The week of Aug 15 - 22, was one of research for writing (That's an excuse to explore). Early Monday morning I visited the Anchorage botanical gardens. Did you know that a bale of hay could be carved out to hold a small garden of mixed veggies?A sign warned that black bears had been seen around the herb garden which is fenced in with lattice work. I joined a couple traveling from Vancouver to hike to the herb gardens. While there a wedding party arrived and held a small wedding amound the flowering plants.

From the gardens I drove to the Anchorage Zoo which has been expanded since I visited in 2002. Most of the animals are rescues that cannot be released into the wild. Recently their prized elephant was sent to a warmer climate.
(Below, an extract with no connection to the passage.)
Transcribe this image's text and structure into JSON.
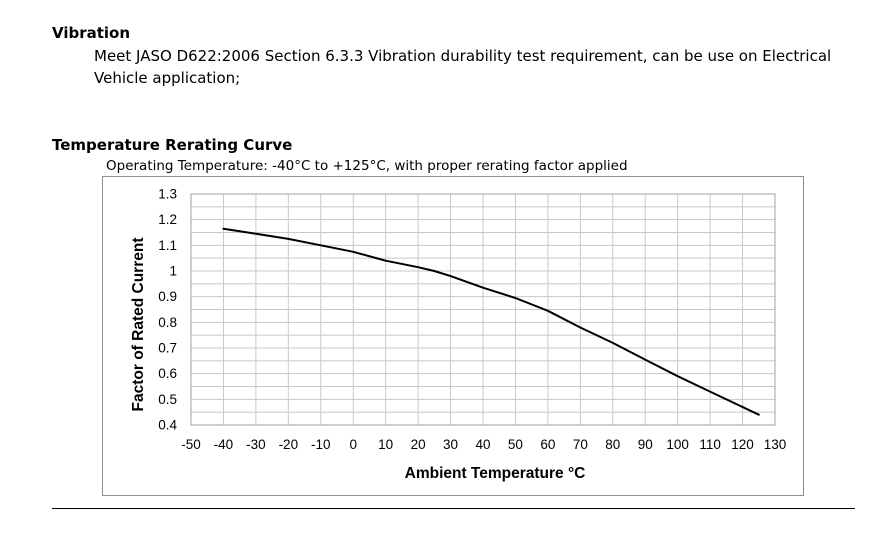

One of the most unusual animals is the musk ox. It is indiginous to Alaska but was wiped out by hunters years ago and has been reintroduced into the wild (and on farms). The under coat of the musk ox is the softest, finesst and warmest wool imaginable. Called quivet, the wool is gathered and given to Native coops where it is knit or crocheted into scarves, hats and smokerings.

As a cub this polar bear had a black bear cub for a playmate. As they reached age four they had to be separated.
This is as close as I want to get to a grizzly!

Look closly to the right side of the photo for another strange "animal" at the zoo.
On Tuesday I spoke to a group of ladies (WOM) at First Baptist Church in Palmer. I try to encourage everyone to write their own story as a journal or in memiors.

Lynne caught me doing house keeping duty. The water tanks have to be emptied!
This is the visitor's center in Wasilla, where we have been staying. Lynne is holding a bear carved with a chain saw by a friend of hers.

We made a side trip to Hatcher Pass, over 3,000 feet into the Talkeetna Mountains. This high valley above the tree line, was matted with the fireweed that had gone to cotton. Their leaves were a brilliant red.
Para gliders favor these high bluffs for the thermals that carry them into the sky.

I am sitting by the edge of Summit Lake, found high in Hatcher Pass. The water is near freezing.

The Susitna River racing down from Hatcher Pass sent spray of icy water as it toumbled over boulders.

On our way back to Wasilla from Hatcher Pass we stopped for chowder at a small cafe run by woman who is also a chain saw carver. This sunflower is one of her works.

Since traveling south from Delta Junction and the library, I've had a problem finding wifi andbeing able to send, so until next computer cafe.....
I'll think of you in Texas. Temp was 46 degrees this morning.